It was an interview I did before I had formally started my social movement history project -- before I even had an inkling I would embark on such a journey, as a matter of fact -- and it was one of the things that inspired me to do so. A friend of mine was involved in putting together a show of left-ish political cartoons in the community gallery of the Art Gallery of Hamilton. He and I had both done a lot of community radio stuff and, at his prompting, we decided to go around and get some of these lefty cartoonists on tape. All of the interviews were interesting, but the one with Roy was by far the best in terms of entertainment value and political interest. I think we talked to him twice, and had a beer with him after one of those. I took that raw material and made a cd from the interviews, complete with cover art and brief liner notes and all that, which was distributed at the show.
Roy -- or Roi as he started to sign his work at one point -- was more than just another political cartoonist. He was proudly working-class and an avid trade unionist. For more than a decade he was the chief steward of one of the most solid locals of one of the most left-leaning unions in Canada at the time, the United Electrical Workers. At the same time as he was drawing cartoons mocking the boss while he worked on the line he was also the best known labour cartoonist in North America. His work appeared regularly in many labour movement publications across the continent. At the time we interviewed him he had stopped drawing because a car accident had damaged his eyes and he couldn't see well enough, and it was obviously a sorrow for him. I'm not sure what changed, but a little later on he started drawing again, and from what I understand kept at it right to the end.
And he was truly a character. Anyone who was lucky enough to hear him tell anecdotes about his encounters with premiers and presidents and the guys on the shop floor is truly blessed.
A little while after the interview and the cd, I was lucky enough to work for awhile with his granddaughter Shannon -- a wonderful person. I've been thinking about her and feeling much sorrow for her loss these last few days.
Here is the article about Roi that was published in today's Hamilton Spectator:
Cartoonist 'Roi' championed underdog: ROY CARLESS 1920 - 2009
by Daniel Nolan, The Hamilton Spectator, January 06, 2009
Roy Carless skewered the high and mighty in his editorial cartoons, blasting them for the way they treated the little guy -- and by most recollections they loved it.
He has letters from three U.S. presidents -- Lyndon Johnson, Gerald Ford and Jimmy Carter -- and from Pierre Trudeau, Tommy Douglas and Bill Davis thanking him for his cartoons.
And the day he retired after 34 years as an assembler at the Camco appliance plant, his bosses let him know he would be missed. Over the years, he drew many unflattering, shop floor humour cartoons about plant management. The bosses let him know that, rather than throwing them away, they had kept every one.
"He thought that was great," recalled Hamilton Spectator cartoonist Graeme MacKay.
"He loved knowing whether his bosses or politicians got a chuckle out of his work."
Carless, whose cartoons had appeared in The Spectator over the years, died suddenly Friday at his beloved Bold Street home. He was 88. His son Marc said it is believed he died of a heart attack.
The son of a Toronto area village police chief and a housewife, Carless had been drawing since he was a child, but started to sharpen his talent when he came to Hamilton in 1948 to work at the then Westinghouse plant on Longwood Road.

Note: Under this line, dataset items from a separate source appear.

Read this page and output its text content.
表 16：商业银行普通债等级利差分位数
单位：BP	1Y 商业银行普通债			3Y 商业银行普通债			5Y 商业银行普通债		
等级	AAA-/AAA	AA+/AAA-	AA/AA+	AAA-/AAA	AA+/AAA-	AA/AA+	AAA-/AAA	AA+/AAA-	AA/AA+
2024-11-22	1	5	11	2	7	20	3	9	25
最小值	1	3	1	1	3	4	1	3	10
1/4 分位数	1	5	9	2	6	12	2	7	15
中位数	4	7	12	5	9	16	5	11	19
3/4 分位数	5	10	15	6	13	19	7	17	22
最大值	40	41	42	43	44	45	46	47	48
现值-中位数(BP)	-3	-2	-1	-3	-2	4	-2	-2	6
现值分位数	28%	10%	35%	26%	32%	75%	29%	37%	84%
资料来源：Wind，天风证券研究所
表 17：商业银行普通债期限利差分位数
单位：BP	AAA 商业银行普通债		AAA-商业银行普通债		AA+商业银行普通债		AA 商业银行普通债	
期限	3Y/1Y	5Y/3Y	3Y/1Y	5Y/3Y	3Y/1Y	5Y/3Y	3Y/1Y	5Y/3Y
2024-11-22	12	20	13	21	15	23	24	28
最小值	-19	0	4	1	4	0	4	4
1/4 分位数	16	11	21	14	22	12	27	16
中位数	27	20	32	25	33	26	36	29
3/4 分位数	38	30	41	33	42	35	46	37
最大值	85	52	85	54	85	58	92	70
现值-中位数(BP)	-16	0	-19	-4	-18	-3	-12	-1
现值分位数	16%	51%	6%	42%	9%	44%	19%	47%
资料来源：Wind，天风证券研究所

His shop floor cartoons posted around the plant got him into the union paper of the United Electrical Workers. In 1968, he branched into political drawings and that got him into numerous other trade union publications and even a calendar.
By day, he was a factory worker, helping put food on the table for his family and being an active union member. By night, he was a cartoonist, with the trademark signature Roi, drawing for publications in Canada and the United States.
He eventually became a member of the Association of Editorial Cartoonists and his cartoons are now in the National Archives in Ottawa and the Smithsonian Institute in Washington, D.C.
He also published a book of his cartoons and had various local shows of his work.
Carless's son Marc and granddaughter Shannon Morgan both said he was an advocate for the underdog, read five newspapers a day and had a great sense of humour. He drew cartoons right to the end.
"He was somebody I looked up to and respected," said Marc, who works for John Deere in Grimsby. "His ability to express himself through cartoons was always amazing to me."
Morgan was taken in by Carless and his wife Audrey after her mother and their daughter, Cindy, died of leukemia in 1987. Morgan was 11.
"Everything he did was on trying to get a message out," said Morgan.
"He wanted people to start thinking and pay attention to their community and the world around them."
Carless is survived by his wife, son and four other grandchildren. His body has been donated to medical science, as he wished.
A memorial is set for Jan. 17 at the Workers Arts and Heritage Centre, 51 Stuart St. It will begin at 1 p.m.